I was sent there to protect the Capitol, protect the institution and the people in it, and that’s what I did.
But, as a human being, you look back and you think, that’s an institution that represents a lot and represents what America stands for, so it’s a very difficult pill to swallow.
Mark Adam Eveland in Alexandria, Virginia. Photo / Leah Millis, for The Washington Post
Mark Adam Eveland, 34
Former officer for DC police
I consider myself a Republican. Never voted for Trump once, never liked him. I always thought that the message he was selling was dangerous.
I have family on both sides of the political aisle. I have friends on both sides of the political aisle.
I have co-workers that were there with me that day and helped to secure the Capitol that still love Donald Trump.
It’s just kind of confusing to me. A lot of my co-workers that I rely on day-to-day are Trump supporters, but we still have to rely on each other with our lives.
I had friends and family on the left that didn’t always check on me as much during the summer of 2020, when there were a lot of Black Lives Matter riots in DC.

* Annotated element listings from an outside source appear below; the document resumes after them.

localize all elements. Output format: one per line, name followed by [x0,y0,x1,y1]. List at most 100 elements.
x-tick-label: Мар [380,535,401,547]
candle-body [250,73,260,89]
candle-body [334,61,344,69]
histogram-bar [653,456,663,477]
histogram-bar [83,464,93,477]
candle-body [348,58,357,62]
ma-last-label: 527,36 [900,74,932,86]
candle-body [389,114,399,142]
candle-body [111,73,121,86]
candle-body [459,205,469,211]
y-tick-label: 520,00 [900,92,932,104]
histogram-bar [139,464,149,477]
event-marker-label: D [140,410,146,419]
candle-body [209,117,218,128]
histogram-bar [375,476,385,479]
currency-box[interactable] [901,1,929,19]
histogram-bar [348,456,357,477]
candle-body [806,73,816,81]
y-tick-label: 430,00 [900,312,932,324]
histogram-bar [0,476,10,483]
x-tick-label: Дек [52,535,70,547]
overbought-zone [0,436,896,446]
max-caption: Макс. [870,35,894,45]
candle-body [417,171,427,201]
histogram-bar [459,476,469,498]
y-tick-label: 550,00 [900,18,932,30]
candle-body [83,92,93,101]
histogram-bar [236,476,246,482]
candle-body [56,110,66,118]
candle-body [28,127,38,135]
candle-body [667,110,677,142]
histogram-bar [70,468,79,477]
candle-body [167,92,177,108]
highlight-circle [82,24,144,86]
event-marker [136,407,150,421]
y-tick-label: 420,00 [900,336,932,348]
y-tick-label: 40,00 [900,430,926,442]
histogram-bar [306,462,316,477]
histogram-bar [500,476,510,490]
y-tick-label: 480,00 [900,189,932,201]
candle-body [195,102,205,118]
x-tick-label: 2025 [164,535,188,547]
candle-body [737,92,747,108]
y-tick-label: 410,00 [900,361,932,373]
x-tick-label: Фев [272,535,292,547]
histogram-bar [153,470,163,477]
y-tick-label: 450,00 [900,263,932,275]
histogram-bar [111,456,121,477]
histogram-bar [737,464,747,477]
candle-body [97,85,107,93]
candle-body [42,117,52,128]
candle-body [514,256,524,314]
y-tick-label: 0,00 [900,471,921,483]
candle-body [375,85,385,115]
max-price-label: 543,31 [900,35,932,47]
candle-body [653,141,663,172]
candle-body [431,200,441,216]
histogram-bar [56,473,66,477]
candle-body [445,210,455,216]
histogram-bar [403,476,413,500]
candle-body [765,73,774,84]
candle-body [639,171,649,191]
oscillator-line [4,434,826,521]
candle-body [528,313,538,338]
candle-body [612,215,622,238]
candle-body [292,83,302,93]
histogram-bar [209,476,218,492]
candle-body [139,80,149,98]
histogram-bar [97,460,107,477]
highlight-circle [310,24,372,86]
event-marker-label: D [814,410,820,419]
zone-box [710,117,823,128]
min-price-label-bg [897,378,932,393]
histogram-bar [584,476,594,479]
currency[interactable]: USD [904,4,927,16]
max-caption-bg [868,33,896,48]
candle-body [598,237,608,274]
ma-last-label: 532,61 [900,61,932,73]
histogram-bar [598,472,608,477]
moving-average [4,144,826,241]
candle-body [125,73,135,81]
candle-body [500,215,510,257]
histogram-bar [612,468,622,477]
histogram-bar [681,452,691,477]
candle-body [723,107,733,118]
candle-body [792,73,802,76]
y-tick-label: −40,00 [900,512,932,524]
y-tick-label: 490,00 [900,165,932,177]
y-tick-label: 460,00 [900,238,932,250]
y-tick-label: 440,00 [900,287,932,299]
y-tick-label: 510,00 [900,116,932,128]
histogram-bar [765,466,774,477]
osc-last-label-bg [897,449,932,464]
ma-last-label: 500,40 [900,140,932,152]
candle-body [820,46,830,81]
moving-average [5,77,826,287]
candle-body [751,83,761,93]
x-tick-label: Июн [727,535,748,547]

All the people on the left kind of started to check on me after January 6th. And then all the people on the right, they’d just be like, “Well, you know, it wasn’t that big of a deal. They were antifa.”
I’ve had to, over the last five years, have the maturity and the humility to understand that just because I went through something and had my own traumas and such from it, that not everybody understands how to care about that.
I was pushed, I was pulled, I was assaulted. My injuries were very minor, especially compared to the rest of my platoon.
I try to maintain friendships with people beyond politics. I can say with confidence that you’ll never change somebody’s mind if you’re not willing to build bridges with them in other places.
I know a lot of Trump supporters that are very good people.